Menopausal Hair Loss-Causes And Treatment
Menopause is one of the inevitable stages of a woman's life, and it usually occurs between 45 and 55 years of age. Most women experience menopausal symptoms, and some symptoms can have a significant impact on everyday activities. One of the changes that occur around menopause is hair fall. Let’s look into factors responsible for menopausal hair loss and steps that help prevent it.
Why Does Hair Fall During Menopause?
Many of the changes that occur around the menopausal period are caused by fluctuating hormone levels. If the hormones estrogen and progesterone drop, it can cause hair loss. Estrogen helps hair grow and live for a long time.
When these hormones drop, it leads to an increase in another hormone called androgen. Androgen can shrink the hair follicles and cause hair loss. Androgen can also make hair grow in unwanted places, and this is a reason that women in the menopausal stage have hair on their face.
Other Factors That May Contribute To Hair Fall In Menopausal Women
High stress: Mood swings, feeling anxious or depressed, memory problems, and concentration troubles are symptoms of menopause. Menopausal women who experience high stress may have hair loss as significant stress can force the hair follicles to the resting phase. The resting phase takes two to three months, and at the end, hair falls. Though clinical depression is not commonly caused by menopause, women who have episodes of depression or other mental health issues may be vulnerable to recurrence during menopause.
Lack of certain nutrients: Minerals, vitamins, and proteins are crucial for hair growth; particularly iron, zinc, and vitamin D are very important. Women need more iron than men need since approximately 1 mg of iron will be lost during menstruation. Heavy or more frequent periods can occur in menopause, and women may lose lots of iron levels. Depletion of these minerals during menopause may also lead to hair loss.
What Can You Do To Prevent Hair Fall During Menopause?
Get regular exercise: Regular exercise is the golden way to stay healthy and is essential for the management of almost all diseases. Aim for a minimum of one-fifty minutes of moderate to intense physical activity each week. If you are a beginner, start slow by exercising for ten minutes each day and increasing the duration gradually.
It can stabilize your mood, weight gain, sleep, and stress which are all contributing to hormonal imbalance. Exercise helps in maintaining hormone balance and can prevent hair fall during menopause. It also helps lower the risk of bone and heart disorders.
Eat right: Vegetables and fruits are loaded with minerals, vitamins, antioxidants, and fiber. Berries, grapes, spinach, avocados, and soybeans are healthy food choices for menopausal hair loss. Include eggs and fish such as salmon in your diet often as they are healthy sources of protein and B vitamins which helps prevent hair fall and increases bone strength and muscle mass.
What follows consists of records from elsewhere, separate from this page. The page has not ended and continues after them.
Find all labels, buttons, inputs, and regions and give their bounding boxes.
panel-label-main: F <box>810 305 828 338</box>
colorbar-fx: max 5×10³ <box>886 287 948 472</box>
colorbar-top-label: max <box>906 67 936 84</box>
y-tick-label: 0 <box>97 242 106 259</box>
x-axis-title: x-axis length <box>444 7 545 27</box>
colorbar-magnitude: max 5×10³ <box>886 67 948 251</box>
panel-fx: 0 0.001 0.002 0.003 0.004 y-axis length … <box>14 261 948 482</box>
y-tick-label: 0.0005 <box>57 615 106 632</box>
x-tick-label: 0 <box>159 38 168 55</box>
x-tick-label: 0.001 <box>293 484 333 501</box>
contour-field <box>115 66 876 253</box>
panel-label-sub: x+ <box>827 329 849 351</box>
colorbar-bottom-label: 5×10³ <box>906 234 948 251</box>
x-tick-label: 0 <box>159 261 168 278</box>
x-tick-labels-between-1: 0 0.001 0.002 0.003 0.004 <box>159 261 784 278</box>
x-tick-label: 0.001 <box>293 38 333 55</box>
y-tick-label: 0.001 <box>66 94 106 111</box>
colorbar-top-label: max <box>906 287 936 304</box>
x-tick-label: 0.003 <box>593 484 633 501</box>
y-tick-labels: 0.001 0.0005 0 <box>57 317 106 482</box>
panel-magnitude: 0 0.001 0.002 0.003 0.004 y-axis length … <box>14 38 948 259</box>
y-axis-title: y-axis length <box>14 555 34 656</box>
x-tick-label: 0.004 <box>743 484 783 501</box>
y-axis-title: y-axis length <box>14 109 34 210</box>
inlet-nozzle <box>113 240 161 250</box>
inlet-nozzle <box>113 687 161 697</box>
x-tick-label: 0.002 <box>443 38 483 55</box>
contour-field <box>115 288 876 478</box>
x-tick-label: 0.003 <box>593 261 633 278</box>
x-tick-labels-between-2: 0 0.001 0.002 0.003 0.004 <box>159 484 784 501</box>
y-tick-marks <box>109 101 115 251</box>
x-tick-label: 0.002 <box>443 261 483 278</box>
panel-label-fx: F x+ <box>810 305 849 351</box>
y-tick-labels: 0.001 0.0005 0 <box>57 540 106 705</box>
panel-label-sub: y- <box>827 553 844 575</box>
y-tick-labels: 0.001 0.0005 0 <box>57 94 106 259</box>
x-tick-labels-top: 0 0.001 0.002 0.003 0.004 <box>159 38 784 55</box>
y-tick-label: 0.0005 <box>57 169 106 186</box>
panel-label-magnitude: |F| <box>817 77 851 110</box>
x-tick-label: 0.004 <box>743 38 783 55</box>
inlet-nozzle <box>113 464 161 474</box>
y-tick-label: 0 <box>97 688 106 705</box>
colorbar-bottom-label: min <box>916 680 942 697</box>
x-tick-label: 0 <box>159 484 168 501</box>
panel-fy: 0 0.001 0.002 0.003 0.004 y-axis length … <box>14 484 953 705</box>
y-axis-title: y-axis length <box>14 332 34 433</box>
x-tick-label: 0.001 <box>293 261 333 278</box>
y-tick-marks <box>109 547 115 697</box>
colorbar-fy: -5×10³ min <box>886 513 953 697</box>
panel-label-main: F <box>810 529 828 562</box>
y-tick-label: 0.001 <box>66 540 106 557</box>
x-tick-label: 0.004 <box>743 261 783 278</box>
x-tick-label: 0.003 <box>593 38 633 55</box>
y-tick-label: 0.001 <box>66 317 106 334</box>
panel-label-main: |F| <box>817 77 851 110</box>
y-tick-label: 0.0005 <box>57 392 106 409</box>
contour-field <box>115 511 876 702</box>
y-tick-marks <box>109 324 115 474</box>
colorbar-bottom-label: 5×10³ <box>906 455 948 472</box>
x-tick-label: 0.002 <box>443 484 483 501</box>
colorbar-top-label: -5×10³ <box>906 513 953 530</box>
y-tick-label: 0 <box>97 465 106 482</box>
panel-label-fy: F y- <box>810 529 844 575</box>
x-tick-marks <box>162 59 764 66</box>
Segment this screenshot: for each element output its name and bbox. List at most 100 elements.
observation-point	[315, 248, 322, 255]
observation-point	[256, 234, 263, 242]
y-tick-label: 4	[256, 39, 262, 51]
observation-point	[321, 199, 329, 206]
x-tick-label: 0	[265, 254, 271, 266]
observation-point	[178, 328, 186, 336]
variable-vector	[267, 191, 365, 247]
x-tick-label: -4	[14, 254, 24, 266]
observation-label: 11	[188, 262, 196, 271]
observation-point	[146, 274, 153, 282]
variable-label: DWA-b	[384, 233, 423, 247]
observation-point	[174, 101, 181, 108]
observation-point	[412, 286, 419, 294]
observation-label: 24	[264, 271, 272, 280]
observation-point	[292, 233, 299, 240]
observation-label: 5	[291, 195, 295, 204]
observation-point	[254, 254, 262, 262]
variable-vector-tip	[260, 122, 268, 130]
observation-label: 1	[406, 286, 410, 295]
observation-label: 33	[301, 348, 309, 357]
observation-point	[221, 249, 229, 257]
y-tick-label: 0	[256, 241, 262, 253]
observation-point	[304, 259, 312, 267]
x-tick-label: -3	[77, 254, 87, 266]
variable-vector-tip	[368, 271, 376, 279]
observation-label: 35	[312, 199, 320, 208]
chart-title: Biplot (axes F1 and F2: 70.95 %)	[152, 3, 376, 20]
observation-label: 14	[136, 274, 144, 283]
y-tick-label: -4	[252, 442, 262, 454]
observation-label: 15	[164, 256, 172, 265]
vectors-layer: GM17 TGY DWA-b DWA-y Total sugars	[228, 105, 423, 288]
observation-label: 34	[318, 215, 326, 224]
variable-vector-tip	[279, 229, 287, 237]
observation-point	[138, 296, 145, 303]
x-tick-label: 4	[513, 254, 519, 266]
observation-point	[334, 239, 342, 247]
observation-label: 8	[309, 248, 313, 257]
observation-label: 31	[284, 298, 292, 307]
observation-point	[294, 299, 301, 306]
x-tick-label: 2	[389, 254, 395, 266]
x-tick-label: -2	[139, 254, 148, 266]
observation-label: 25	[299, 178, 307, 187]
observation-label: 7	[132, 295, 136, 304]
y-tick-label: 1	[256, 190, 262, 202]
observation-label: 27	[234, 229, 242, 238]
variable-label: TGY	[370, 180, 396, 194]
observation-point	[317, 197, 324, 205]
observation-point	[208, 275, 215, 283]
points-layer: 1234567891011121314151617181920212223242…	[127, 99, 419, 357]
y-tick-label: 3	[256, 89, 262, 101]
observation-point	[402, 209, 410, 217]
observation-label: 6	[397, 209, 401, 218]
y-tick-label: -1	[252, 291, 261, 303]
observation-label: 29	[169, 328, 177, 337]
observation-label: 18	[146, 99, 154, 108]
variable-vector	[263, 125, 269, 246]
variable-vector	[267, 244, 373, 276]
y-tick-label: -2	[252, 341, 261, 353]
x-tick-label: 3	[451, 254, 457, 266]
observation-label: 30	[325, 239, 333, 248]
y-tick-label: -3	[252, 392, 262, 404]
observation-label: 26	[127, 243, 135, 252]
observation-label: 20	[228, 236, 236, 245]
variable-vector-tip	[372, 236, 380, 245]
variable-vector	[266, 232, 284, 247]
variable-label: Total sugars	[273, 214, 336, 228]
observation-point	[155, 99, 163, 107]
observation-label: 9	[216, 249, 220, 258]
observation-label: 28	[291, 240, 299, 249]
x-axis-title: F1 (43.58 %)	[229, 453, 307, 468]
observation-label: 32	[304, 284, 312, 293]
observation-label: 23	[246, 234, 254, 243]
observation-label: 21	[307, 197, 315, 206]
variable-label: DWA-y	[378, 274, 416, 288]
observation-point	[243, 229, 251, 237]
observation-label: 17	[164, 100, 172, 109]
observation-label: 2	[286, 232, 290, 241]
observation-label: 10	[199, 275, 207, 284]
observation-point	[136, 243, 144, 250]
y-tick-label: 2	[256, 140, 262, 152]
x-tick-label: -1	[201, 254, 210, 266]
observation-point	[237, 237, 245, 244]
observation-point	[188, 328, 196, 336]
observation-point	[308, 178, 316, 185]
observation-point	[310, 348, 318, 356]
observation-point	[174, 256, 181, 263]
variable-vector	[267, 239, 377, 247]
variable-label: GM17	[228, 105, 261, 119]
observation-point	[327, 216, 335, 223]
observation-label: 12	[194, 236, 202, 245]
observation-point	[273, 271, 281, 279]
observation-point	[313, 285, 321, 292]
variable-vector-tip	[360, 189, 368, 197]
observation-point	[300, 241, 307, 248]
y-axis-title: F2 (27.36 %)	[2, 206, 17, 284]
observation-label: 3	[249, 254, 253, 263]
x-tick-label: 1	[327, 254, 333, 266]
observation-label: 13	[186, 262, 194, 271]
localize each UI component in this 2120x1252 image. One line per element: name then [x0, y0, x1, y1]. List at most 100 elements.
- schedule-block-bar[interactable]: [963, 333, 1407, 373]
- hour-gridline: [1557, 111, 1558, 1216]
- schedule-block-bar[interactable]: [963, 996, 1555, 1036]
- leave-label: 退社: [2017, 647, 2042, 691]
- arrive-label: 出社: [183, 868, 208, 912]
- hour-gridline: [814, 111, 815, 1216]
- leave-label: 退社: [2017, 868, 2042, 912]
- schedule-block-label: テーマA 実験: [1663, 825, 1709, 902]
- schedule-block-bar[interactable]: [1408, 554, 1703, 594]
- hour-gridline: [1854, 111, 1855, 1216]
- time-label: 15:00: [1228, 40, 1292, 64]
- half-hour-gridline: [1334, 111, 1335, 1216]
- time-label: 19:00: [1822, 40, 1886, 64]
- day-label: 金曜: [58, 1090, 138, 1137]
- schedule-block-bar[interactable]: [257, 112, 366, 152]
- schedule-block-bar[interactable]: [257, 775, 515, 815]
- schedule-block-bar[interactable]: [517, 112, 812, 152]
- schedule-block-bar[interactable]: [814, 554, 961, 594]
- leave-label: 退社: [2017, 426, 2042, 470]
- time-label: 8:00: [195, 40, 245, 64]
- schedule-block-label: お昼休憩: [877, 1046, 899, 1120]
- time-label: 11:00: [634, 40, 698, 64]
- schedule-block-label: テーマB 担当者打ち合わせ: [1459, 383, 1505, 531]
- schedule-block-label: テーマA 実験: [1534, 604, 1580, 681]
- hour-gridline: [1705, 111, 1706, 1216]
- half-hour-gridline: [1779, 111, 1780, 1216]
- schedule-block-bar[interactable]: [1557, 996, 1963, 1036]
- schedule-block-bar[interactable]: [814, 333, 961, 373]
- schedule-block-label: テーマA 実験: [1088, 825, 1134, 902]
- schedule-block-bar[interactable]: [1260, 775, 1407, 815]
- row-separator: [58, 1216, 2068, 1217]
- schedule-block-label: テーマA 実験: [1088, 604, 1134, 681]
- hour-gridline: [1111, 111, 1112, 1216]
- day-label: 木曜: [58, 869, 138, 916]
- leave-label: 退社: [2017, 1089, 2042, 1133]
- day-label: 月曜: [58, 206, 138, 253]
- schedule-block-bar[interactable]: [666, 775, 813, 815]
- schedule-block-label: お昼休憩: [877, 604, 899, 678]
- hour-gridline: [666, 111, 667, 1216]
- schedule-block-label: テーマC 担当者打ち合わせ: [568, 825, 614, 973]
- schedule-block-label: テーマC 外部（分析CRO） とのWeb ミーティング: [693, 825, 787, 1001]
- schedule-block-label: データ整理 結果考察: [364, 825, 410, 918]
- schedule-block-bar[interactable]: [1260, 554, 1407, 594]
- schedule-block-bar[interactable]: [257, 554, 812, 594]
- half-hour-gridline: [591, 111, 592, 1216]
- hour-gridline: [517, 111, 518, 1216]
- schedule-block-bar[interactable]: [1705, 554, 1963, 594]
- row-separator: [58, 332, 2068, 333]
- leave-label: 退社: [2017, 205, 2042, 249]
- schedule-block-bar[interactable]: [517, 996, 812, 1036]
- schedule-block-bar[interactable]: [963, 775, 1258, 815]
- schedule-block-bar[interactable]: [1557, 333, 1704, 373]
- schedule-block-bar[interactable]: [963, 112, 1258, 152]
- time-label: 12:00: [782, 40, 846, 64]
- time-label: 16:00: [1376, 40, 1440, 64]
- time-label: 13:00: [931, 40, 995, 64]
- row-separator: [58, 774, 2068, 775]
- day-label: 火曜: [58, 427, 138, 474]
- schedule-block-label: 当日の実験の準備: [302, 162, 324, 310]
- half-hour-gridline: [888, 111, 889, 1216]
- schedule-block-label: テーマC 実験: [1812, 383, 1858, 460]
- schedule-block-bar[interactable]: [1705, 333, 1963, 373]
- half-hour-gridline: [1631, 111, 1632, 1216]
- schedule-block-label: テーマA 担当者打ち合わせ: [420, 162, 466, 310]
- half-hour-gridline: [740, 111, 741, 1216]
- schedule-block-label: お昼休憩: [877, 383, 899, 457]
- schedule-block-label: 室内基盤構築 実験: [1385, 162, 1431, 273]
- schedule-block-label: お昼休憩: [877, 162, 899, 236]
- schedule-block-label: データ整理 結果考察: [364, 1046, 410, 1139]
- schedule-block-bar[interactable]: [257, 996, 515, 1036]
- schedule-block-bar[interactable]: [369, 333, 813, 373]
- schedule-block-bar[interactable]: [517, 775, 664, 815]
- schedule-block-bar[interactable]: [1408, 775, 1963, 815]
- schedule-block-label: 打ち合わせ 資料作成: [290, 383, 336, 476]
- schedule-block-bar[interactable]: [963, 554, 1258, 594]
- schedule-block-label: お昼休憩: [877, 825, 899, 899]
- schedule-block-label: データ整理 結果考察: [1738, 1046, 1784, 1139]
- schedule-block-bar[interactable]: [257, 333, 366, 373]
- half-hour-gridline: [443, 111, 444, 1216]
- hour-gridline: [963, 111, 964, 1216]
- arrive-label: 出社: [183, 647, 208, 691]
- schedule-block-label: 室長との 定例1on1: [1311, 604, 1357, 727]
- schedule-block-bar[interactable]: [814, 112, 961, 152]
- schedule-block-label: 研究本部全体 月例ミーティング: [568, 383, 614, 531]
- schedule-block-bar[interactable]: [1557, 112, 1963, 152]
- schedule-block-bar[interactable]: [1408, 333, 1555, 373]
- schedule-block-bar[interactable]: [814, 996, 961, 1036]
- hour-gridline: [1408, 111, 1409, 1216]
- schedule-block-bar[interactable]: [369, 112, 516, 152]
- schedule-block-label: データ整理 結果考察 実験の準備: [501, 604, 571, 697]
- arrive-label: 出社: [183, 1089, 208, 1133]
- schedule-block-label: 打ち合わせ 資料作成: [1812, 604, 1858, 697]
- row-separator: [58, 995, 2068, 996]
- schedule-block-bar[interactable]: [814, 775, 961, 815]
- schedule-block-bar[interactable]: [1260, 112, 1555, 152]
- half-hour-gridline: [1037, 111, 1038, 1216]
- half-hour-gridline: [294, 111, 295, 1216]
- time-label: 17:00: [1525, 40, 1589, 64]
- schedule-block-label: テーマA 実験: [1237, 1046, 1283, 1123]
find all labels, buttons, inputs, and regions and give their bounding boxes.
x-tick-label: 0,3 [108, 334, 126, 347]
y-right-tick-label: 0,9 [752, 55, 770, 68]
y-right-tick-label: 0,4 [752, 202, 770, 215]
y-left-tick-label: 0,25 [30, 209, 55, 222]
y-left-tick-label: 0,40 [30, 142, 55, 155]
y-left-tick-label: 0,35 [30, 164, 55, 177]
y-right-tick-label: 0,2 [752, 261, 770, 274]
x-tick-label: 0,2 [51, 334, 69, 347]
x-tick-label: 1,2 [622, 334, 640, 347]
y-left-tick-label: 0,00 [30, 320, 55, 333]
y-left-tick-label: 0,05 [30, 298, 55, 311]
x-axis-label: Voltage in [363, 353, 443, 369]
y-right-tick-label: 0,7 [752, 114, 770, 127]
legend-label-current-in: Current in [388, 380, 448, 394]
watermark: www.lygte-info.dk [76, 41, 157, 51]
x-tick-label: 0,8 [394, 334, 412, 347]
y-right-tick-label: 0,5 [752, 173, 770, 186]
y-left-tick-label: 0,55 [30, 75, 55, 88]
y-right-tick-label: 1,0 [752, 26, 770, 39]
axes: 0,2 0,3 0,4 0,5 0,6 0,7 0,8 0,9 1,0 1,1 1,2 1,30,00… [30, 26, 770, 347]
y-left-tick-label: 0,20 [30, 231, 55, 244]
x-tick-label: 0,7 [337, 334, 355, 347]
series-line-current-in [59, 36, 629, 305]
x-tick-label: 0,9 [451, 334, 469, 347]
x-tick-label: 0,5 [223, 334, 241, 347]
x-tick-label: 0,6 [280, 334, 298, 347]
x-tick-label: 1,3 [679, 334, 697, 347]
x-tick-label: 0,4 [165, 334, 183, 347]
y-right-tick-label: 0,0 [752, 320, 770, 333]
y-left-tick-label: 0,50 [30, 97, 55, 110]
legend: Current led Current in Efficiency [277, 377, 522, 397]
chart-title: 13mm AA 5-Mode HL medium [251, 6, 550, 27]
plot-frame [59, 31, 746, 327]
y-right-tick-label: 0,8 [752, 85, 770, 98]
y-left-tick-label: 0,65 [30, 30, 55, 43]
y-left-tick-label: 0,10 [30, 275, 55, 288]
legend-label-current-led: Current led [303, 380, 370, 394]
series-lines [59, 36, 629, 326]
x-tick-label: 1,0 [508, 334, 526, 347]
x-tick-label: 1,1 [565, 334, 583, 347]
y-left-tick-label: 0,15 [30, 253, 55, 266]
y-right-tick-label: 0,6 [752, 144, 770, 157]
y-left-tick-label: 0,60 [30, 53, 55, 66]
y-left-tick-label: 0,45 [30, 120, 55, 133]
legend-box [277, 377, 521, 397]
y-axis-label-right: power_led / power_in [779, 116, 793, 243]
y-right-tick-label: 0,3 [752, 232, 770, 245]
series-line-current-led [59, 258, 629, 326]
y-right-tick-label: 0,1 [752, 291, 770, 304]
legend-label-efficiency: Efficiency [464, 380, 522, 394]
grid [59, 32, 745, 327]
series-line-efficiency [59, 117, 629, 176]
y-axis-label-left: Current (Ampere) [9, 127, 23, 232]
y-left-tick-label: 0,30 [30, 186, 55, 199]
Destress: Decreased estrogen levels can cause irritability, mood swings, or mild depression around menopause. Reducing stress can help maintain hormonal balance. Around 70 percent of menopausal women experience sleep troubles, which can result in increased levels of the stress hormone called cortisol. Sound sleep is essential in reducing stress. Going to bed at the same time each day, keeping the bedroom dark and quiet, and cutting caffeine after 6pm can help prevent sleeping troubles.
Breathing techniques, guided imagery, mindfulness meditation, yoga, and tai-chi are some effective techniques to lower your stress. If you are doing them for the first time, be sure to get advice from a professional instructor.
Avoid hair-damaging habits: Not only for menopausal women, but every person should also avoid these habits to keep their hair free of damage.
- Limit chemical or heat treatments to hair.
- Let the hair air dry or wrap the hair in the towel to dry instead of rubbing it with a towel.
- Avoid hairstyles which pull on the hair, such as tightly braided hair, dreadlocks, buns, ponytails, and cornrows.
- Avoid excessive brushing. Brush or comb your hair only to detangle or style it.
There are several myths about hair loss. If you are concerned about the hair fall or experiencing significant hair loss, you can visit a dermatologist. Medications, supplements, hair transplantation, and laser devices are available to treat hair loss. A dermatologist will find your cause of hair loss and suggest effective treatment for you.